Our recommendations for teachers are:

Establish work-life boundaries.

  • Designate specific times for grading, planning, and other work-related tasks, ensuring you protect time for personal life and relaxation. Avoid taking work home unless absolutely necessary, and use your planning periods effectively to reduce after-hours work.

Develop efficient systems for daily tasks.

  • Use technology (grading software, online classrooms) or other resources to automate or semi-automate tasks like grading and attendance. For example, use numbered cell-phone pouches to get a quick view of attendance or have students log into Apple Classroom with their laptops.
  • Batch similar tasks (e.g., grading, lesson planning) to streamline your workload and minimize task-switching. Instead of grading and planning everyday during a prep period, grade one day and plan another. Getting “in the zone” allows you to be more efficient and effective.

Focus collaboration time with colleagues.

  • When opportunities arise for collaboration, enter with clear expectations and goals for those meetings.

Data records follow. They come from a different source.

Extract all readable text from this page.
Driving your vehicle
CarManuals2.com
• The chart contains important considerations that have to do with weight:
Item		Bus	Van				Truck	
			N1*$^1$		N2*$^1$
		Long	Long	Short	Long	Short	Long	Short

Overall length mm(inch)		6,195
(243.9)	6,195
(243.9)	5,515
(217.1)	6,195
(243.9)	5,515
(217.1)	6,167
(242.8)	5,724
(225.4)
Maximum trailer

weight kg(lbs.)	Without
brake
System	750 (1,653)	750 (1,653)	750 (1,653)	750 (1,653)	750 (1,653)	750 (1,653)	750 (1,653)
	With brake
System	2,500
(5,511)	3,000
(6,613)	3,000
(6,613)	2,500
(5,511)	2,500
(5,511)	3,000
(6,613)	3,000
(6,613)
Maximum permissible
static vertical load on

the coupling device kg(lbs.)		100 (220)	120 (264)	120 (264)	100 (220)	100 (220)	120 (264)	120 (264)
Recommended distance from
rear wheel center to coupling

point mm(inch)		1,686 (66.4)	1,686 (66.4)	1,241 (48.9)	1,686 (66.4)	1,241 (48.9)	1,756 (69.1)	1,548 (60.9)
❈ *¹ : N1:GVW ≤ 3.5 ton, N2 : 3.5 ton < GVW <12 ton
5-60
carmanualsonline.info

If there is a task or stated goal to be met, the meetings can be efficient and meaningful.

Start small with your own professional development.

  • Growing and improving as a teacher doesn’t happen overnight, so don’t overburden yourself with a massive PD project or graduate classes if you don’t feel supported. Instead, find 15-30 minutes a week to dedicate to learning about your practice—this could be analyzing student data with a colleague, creating a reflection journal focusing on what you did in class that week, or looking for longitudinal trends in your assessment data. Those 15-30 minutes a week add up to hours of meaningful inquiry across your school year.

Obviously, many of these recommendations require large, organizational change. But not all do. With this teacher needs framework, we invite district and school leaders to consider the reasons teachers struggle to improve their practice. We hope that teachers take solace in this framework by identifying why it feels hard to meaningfully engage in improvement practices. Our recommendations offer ideas for school leaders and teachers to work together to ensure teachers’ needs are met so they can grow and schools can advance.